The pair discussed the Channel Nine dating show on their Back to Reality podcast this week, and said when they appeared on the series they could hear producers speaking to the experts through an ear piece.
‘The scary thing is not even the experts talking. I don’t think the audience know,’ Selina began.
‘They wear an ear piece, you can hear it [producers talking to them].’
Tahnee added she was able to hear the exact words the experts were being fed, which made getting their advice a strange experience.
‘You can hear, it’s so jarring.
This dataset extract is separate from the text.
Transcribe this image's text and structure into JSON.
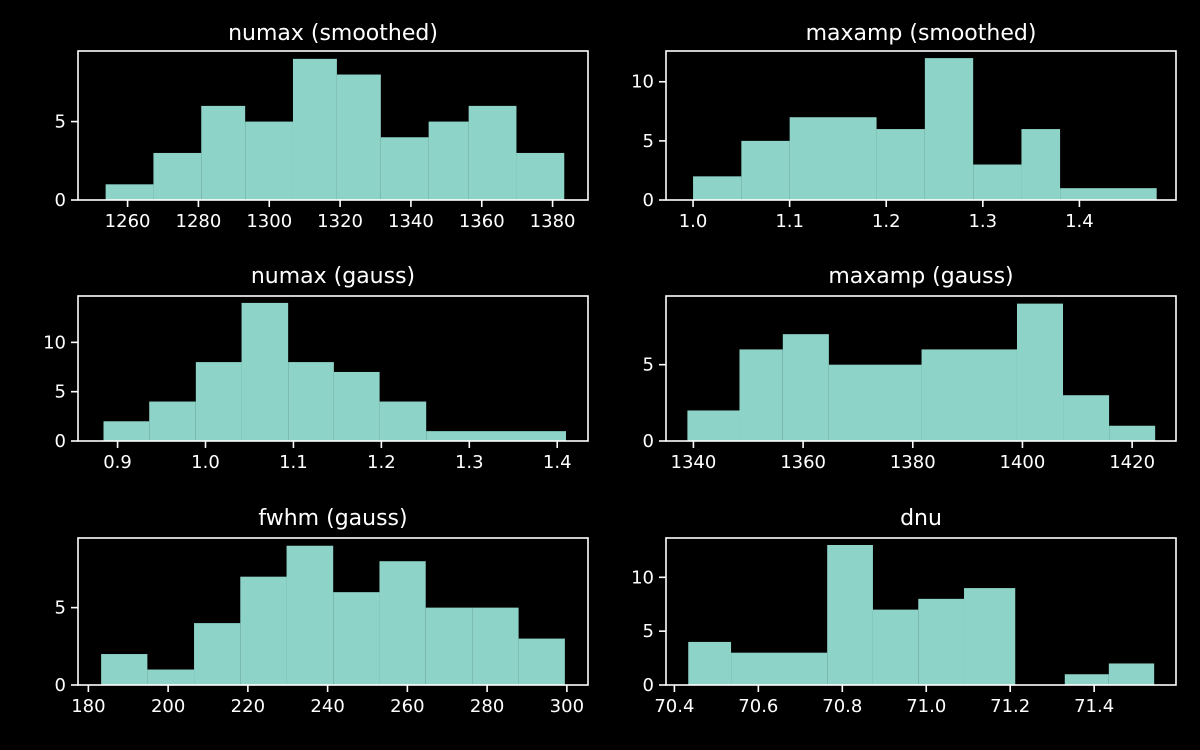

You’d sit there, probably the same distance we are now, and you can hear it,’ Tahnee said.
‘You can literally hear what’s being said in the ear piece.’
Selina appeared on season nine of the show in 2022 and Tahnee starred on the series 10 the following year.
The show’s expert panel, which currently consists of John Aiken, Mel Schilling and Alessandra Rampolla, have in the past denied claims they are fed lines through an ear piece.
In 2019, the show’s trio of relationship experts insisted their role remains sacred and they are not told what to say by producers.
Meanwhile, clinical neuropsychotherapist Trisha Stafford, who died in 2023, denied claims by former contestants the panel was ‘fed lines’ during commitment ceremonies.
‘It’s an unscripted television show – that’s where it’s an experiment, and like any experiment you throw in different variables,’ she told TV Tonight.
‘We don’t do anything [to advance storylines], we observe them and talk to them.’
Dean Wells, a contestant from the 2018 season of MAFS, also alleged in January that the experts were instructed what to say via an ear piece.
‘These experts are supposed to give you information and guide you through stuff and whatnot,’ he said in a YouTube video.
‘But when you actually sit down and talk to them, you ask them a question, they don’t answer you straight away,’ Dean added.
‘They stop, pause and go to their little headset, wait for the producers to tell them what to say, then they talk to you.
‘It’s not actually [them] really talking to you. It’s all coming from a headset. They just sit there and get told what to say by the producers.’